Hello everyone,
I just started to dig into Explainable ML/DNN field and was trying to play with “captum” a bit when I found a problem that I cannot explain.
N.B.
Since I can’t upload more than image and share more than 2 links (D:), ill share 2 images by links.
I’ve a custom model to perform classification on MNIST (it reaches 97% accuracy and since I use it as a playground im not interested to improve it) with this architecture:
MnistNet(
(FeatureExtractor): Sequential(
(0): Conv2d(1, 8, kernel_size=(2, 2), stride=(1, 1), padding=(1, 1))
(1): ReLU()
(2): Conv2d(8, 16, kernel_size=(2, 2), stride=(2, 2), padding=(1, 1))
(3): ReLU()
(4): Conv2d(16, 20, kernel_size=(2, 2), stride=(1, 1), padding=(1, 1))
(5): ReLU()
(6): Conv2d(20, 24, kernel_size=(2, 2), stride=(2, 2), padding=(1, 1))
(7): ReLU()
)
(Classifier): Sequential(
(0): Flatten()
(1): Linear(in_features=1944, out_features=256, bias=True)
(2): Dropout(p=0.3, inplace=False)
(3): ReLU()
(4): Linear(in_features=256, out_features=64, bias=True)
(5): Dropout(p=0.3, inplace=False)
(6): ReLU()
(7): Linear(in_features=64, out_features=10, bias=True)
)
)
Now I’m trying to perform GuidedGradCam against an image of a four which is rightfully classified with 0.999 probability.

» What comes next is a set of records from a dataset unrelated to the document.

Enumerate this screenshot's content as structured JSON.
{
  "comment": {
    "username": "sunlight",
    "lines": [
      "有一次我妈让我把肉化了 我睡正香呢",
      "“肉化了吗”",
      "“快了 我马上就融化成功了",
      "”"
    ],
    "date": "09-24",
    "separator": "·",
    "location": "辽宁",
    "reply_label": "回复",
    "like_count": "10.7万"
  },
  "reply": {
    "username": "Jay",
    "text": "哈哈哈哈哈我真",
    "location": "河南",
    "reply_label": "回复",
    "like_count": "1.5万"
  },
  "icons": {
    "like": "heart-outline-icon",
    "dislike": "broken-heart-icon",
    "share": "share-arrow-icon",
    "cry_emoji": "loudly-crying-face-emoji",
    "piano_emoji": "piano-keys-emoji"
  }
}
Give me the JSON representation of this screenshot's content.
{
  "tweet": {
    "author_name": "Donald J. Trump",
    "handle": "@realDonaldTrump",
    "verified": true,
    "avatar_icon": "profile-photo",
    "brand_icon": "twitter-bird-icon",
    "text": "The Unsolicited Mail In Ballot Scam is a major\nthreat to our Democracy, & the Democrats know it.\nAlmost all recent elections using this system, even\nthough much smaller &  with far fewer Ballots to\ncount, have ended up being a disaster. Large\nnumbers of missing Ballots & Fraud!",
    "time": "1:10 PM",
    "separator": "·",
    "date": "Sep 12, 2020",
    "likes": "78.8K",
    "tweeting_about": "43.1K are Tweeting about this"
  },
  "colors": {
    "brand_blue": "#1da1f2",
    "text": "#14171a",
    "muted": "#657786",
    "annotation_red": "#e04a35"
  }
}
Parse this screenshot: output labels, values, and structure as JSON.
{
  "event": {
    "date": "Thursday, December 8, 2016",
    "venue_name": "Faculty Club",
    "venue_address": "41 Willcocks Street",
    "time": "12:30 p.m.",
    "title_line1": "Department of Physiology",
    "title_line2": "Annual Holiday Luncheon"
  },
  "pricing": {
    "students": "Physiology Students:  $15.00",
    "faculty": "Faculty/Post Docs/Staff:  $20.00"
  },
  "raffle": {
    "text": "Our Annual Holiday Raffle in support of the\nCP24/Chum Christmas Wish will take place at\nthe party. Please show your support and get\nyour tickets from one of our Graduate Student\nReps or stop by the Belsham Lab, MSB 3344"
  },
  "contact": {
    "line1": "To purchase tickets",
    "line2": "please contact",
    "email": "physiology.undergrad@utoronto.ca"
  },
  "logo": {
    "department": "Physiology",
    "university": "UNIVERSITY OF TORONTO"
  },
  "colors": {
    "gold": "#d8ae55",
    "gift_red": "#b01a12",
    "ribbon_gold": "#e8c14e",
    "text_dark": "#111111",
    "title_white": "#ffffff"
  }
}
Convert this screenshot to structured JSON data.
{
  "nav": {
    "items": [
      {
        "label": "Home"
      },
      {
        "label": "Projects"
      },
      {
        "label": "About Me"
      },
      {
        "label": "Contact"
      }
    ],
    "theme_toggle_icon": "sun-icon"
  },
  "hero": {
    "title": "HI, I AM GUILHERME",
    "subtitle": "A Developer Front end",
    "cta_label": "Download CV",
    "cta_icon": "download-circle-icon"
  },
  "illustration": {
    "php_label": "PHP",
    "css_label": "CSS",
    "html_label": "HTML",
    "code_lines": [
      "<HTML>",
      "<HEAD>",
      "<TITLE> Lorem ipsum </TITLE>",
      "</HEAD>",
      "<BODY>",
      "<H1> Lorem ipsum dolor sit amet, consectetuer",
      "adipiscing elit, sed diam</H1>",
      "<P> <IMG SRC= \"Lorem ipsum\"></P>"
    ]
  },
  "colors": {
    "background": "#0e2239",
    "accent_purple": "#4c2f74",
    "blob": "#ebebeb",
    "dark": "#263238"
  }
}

After I perform a “run” of Guided GradCam using every possible target (0-9) i get these results:
Results of GuidedGradCam
Now, even without considering the poor general results, the real problem is the image for the target 4 (the true label and the real model output), in fact it’s “blank”!!
I interpreted this result as something caused by the final ReLU pass in the GradCam so to test it, i implemented my own version of GradCam (not GuidedGradCam!) and this is the result with the same input:
Result of custom GradCam
Not how the results are similar (target 4 and 9 still blank) with expected differences (its GradCam without matmul from DeepLift, so a “less resolution” is expected as it has written in the paper).
Finally i test what happens if i take out the ReLU from my own version of GradCam. In other words i modify the last line of code such that the return now is:
gradcam = torch.sum(A_k*alpha_k, dim=(0))
and not
gradcam = nn.ReLU()(torch.sum(A_k*alpha_k, dim=(0)))
Now target 4 and 9 have very “important” outputs with really low values (up to -50 and -14). It seems that the output of GradCam should be considered in its absolute value without performing ReLU.
Question
Given the above context and results, has anyone a good explanations of why this happens and why using ReLU make sense in the original GradCam?